Eigenvalue: Difference between revisions

In linear algebra an eigenvalue of a (square) matrix ${\displaystyle A}$ is a number ${\displaystyle \lambda }$ that satisfies the eigenvalue equation,

${\displaystyle {\text{det}}(A-\lambda I)=0\ ,}$

where ${\displaystyle I}$ is the identity matrix of the same dimension as ${\displaystyle A}$ and in general ${\displaystyle \lambda }$ can be complex. The origin of this equation is the eigenvalue problem, which is to find the eigenvalues and associated eigenvectors of ${\displaystyle A}$. That is, to find a number ${\displaystyle \lambda }$ and a vector ${\displaystyle {\vec {v}}}$ that together satisfy

${\displaystyle A{\vec {v}}=\lambda {\vec {v}}\ .}$

What this equation says is that even though ${\displaystyle A}$ is a matrix its action on ${\displaystyle {\vec {v}}}$ is the same as multiplying it by the number ${\displaystyle \lambda }$. This means that the vector ${\displaystyle {\vec {v}}}$ and the vector ${\displaystyle A{\vec {v}}}$ are parallel (or anti-parallel if ${\displaystyle \lambda }$ is negative). Note that generally this will not be true. This is most easily seen with a quick example. Suppose

${\displaystyle A={\begin{pmatrix}a_{11}&a_{12}\\a_{21}&a_{22}\end{pmatrix}}}$ and ${\displaystyle {\vec {v}}={\begin{pmatrix}v_{1}\\v_{2}\end{pmatrix}}\ .}$

Then their matrix product is

${\displaystyle A{\vec {v}}={\begin{pmatrix}a_{11}&a_{12}\\a_{21}&a_{22}\end{pmatrix}}{\begin{pmatrix}v_{1}\\v_{2}\end{pmatrix}}={\begin{pmatrix}a_{11}v_{1}+a_{12}v_{2}\\a_{21}v_{1}+a_{22}v_{2}\end{pmatrix}}}$

whereas the scalar product is

${\displaystyle \lambda {\vec {v}}={\begin{pmatrix}\lambda v_{1}\\\lambda v_{2}\end{pmatrix}}\ .}$

Obviously then ${\displaystyle A{\vec {v}}\neq \lambda {\vec {v}}}$ unless ${\displaystyle \lambda v_{1}=a_{11}v_{1}+a_{12}v_{2}}$ and simultaneously ${\displaystyle \lambda v_{2}=a_{21}v_{1}+a_{22}v_{2}}$, and it is easy to pick numbers for the entries of ${\displaystyle A}$ and ${\displaystyle {\vec {v}}}$ such that this cannot happen for any value of ${\displaystyle \lambda }$.

The eigenvalue equation

So where did the eigenvalue equation ${\displaystyle {\text{det}}(A-\lambda I)=0}$ come from?
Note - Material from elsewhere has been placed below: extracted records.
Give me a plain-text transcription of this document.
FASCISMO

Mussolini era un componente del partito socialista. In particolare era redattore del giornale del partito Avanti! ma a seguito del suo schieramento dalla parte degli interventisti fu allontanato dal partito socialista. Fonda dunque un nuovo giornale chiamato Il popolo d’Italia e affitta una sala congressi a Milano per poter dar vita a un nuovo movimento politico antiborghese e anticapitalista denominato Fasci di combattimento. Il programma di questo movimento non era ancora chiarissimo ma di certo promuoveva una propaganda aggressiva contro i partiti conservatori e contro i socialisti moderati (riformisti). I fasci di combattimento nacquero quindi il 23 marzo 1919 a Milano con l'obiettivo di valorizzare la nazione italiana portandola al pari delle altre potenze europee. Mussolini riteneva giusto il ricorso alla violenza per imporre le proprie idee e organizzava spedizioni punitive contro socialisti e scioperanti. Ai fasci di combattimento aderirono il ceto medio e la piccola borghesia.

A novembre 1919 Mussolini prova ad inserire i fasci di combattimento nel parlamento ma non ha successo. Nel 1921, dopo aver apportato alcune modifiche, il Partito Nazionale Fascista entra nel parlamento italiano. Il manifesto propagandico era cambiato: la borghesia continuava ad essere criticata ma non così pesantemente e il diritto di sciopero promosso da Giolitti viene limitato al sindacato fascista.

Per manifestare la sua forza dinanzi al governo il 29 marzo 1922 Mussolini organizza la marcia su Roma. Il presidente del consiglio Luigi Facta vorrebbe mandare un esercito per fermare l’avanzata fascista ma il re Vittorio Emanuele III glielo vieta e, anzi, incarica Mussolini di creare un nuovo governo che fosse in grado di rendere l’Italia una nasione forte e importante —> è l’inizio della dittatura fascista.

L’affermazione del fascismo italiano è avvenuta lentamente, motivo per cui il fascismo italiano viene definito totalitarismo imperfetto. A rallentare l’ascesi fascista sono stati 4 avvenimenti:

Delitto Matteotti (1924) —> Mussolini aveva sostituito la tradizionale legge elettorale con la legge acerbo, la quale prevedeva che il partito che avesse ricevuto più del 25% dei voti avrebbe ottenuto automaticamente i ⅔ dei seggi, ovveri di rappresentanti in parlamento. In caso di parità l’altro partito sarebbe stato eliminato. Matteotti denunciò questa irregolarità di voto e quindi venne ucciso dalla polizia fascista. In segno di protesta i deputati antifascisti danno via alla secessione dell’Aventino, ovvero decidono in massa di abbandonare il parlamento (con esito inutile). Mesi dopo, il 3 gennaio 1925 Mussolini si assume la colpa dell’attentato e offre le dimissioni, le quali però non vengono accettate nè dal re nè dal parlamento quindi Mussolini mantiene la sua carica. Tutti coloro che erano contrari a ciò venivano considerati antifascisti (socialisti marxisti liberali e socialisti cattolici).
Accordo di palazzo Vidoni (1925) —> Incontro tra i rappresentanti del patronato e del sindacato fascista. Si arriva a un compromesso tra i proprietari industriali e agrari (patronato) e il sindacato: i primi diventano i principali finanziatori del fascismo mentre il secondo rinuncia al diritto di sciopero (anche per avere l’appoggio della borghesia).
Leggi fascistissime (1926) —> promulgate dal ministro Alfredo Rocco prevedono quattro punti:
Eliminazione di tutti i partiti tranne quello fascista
Well, we assume that we know the matrix ${\displaystyle A}$ and want to find a number ${\displaystyle \lambda }$ and a non-zero vector ${\displaystyle {\vec {v}}}$ so that ${\displaystyle A{\vec {v}}=\lambda {\vec {v}}}$. (Note that if ${\displaystyle {\vec {v}}={\vec {0}}}$ then the equation is always true, and therefore uninteresting.) So now we have ${\displaystyle A{\vec {v}}-\lambda {\vec {v}}={\vec {0}}}$. It doesn't make sense to subtract a number from a matrix, but we can factor out the vector if we first multiply the right-hand term by the identity, giving us

${\displaystyle (A-\lambda I){\vec {v}}={\vec {0}}\ .}$

Now we have to remember the fact that ${\displaystyle A-\lambda I}$ is a square matrix, and so it might be invertible. If it was invertible then we could simply multiply on the left by its inverse to get

${\displaystyle {\vec {v}}=(A-\lambda I)^{-1}{\vec {0}}={\vec {0}}}$

but we have already said that ${\displaystyle {\vec {v}}}$ can't be the zero vector! The only way around this is if ${\displaystyle A-\lambda I}$ is in fact non-invertible. It can be shown that a square matrix is non-invertible if and only if its determinant is zero. That is, we require

${\displaystyle {\text{det}}(A-\lambda I)=0\ ,}$

which is the eigenvalue equation stated above.